Бежал Степан в мастерские. Навстречу Редькин. Из-под горы поднимается. С удилишками, в старой соломенной шляпе. На отпуск, видать, в материн дом приехал. Первым поздоровался.
— День добрый! Как живешь за последние двадцать лет? — это у него любимое такое присловье.
— Да ничего, пока бегаю, — откликнулся Степан, довольный тем, что такой значительный человек остановил его и заговаривает.
— Это и видно, что мотор у тебя в порядке, колеса смазаны, — похвалил Редькин.
Обычно присадистый очкастый Леон Васильевич смотрел вокруг колючим взглядом, будто подозревал в чем. А тут и глаза ласково теплятся, и улыбка плавает на лице. Раз в отпуске, так никакие дела не отягощают.
— Меня вот стенокардия и сахарная болезнь одолели. Нагрузочки, они сказываются, — пожаловался Леон Васильевич. — Еле до отпуска дотянул. Давит и давит.
Степан покивал: вот, выходит, большие-то должности, они с болезнями достаются, а ведь еще вовсе не старый банкир-то.
— Физические перегрузки мне противопоказаны, — продолжал Редькин. — При таких болезнях это смерть.

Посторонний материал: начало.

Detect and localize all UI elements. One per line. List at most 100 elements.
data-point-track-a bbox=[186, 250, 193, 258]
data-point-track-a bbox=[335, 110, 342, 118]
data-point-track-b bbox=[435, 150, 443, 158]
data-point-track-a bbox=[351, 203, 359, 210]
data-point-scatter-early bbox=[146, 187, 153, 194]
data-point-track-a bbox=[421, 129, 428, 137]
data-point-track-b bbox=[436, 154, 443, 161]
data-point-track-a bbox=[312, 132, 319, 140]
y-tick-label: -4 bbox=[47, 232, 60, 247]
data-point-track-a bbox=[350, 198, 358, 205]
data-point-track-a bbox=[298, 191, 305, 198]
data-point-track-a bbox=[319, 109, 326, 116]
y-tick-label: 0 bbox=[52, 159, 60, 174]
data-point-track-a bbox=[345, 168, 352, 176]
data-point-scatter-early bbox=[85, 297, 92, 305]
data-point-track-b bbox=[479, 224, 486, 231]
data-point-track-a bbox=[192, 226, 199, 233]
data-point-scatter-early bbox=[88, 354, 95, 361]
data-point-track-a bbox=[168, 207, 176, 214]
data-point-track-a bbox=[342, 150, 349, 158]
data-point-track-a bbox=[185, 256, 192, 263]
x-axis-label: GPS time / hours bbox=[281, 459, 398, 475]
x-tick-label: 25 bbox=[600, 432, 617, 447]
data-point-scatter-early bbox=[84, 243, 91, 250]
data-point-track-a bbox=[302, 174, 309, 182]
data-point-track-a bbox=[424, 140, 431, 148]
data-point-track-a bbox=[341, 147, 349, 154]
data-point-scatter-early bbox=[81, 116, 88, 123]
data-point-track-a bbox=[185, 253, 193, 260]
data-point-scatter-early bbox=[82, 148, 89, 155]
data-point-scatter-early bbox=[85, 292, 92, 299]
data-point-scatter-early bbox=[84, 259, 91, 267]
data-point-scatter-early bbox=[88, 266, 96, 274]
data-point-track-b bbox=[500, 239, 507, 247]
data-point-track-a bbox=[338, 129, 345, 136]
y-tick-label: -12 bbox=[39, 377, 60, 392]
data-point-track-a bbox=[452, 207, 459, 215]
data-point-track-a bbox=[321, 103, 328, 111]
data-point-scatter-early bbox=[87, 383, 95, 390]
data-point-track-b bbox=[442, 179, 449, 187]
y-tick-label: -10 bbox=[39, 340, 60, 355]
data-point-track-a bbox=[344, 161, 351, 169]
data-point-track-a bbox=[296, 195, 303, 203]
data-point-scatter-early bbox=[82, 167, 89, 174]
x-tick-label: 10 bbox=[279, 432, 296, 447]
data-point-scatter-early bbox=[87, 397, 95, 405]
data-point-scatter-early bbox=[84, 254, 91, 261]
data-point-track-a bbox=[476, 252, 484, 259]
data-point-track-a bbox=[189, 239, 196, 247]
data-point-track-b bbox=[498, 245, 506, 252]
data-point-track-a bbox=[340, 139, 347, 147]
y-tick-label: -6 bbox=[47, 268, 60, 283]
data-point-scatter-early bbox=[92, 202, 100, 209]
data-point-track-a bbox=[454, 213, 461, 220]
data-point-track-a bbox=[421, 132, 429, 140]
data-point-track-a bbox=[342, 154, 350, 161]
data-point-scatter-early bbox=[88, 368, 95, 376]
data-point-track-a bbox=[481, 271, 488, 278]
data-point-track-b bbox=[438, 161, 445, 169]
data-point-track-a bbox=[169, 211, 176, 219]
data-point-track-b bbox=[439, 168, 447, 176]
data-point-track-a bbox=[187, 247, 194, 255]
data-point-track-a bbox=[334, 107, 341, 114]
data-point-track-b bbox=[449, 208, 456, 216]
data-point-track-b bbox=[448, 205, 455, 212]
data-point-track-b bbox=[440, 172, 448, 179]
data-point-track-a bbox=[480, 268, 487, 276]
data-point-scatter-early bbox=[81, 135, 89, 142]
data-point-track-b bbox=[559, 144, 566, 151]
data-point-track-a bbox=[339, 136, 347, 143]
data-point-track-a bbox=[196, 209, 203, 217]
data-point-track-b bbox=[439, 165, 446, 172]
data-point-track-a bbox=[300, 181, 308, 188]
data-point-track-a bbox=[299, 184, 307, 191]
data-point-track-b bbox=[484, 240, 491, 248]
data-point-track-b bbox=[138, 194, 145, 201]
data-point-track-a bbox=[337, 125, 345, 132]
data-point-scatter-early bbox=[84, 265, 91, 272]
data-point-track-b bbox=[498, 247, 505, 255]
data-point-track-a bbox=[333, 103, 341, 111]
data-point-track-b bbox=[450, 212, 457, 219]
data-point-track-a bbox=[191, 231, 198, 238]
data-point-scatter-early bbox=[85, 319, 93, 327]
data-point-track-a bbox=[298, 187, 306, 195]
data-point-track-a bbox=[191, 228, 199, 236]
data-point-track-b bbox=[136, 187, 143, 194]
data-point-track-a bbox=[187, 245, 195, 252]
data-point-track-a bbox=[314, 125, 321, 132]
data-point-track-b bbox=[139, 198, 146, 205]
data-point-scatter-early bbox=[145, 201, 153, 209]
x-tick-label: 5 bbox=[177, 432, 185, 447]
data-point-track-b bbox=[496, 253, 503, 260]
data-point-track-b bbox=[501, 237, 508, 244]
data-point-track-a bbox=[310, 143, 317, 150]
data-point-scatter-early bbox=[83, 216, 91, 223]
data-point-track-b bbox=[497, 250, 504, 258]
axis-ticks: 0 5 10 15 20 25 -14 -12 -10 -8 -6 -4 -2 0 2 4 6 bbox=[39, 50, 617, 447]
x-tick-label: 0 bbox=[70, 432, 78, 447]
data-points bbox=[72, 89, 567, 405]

— Смотри ты! — посочувствовал Степан. Да и как не посочувствовать. Тот говорит ласково, как брату родному, и глаза вовсе подобрели.
— Хороший ты человек. Вывези-ко вон тот штабелек дров. Еще маманя наловила, а они все там лежат, — попросил Редькин.
Степан рад стараться, как хорошему человеку не помочь? Работал, торопился, чтоб время высвободить, а потом весь вечер катал этот штабелек. Три рейса пришлось сделать из-под горы к дому банкира.
Вышел Леон Васильевич.
— Вот спасибо, дорогой. Ты еще их под навес скатай. Пусть их не мочит. Я бы помог тебе, да, понимаешь, сердце, — и взялся за грудь.
Степан после этих поездок залез в кабину будто после березового веника — рубаха к спине прилипла.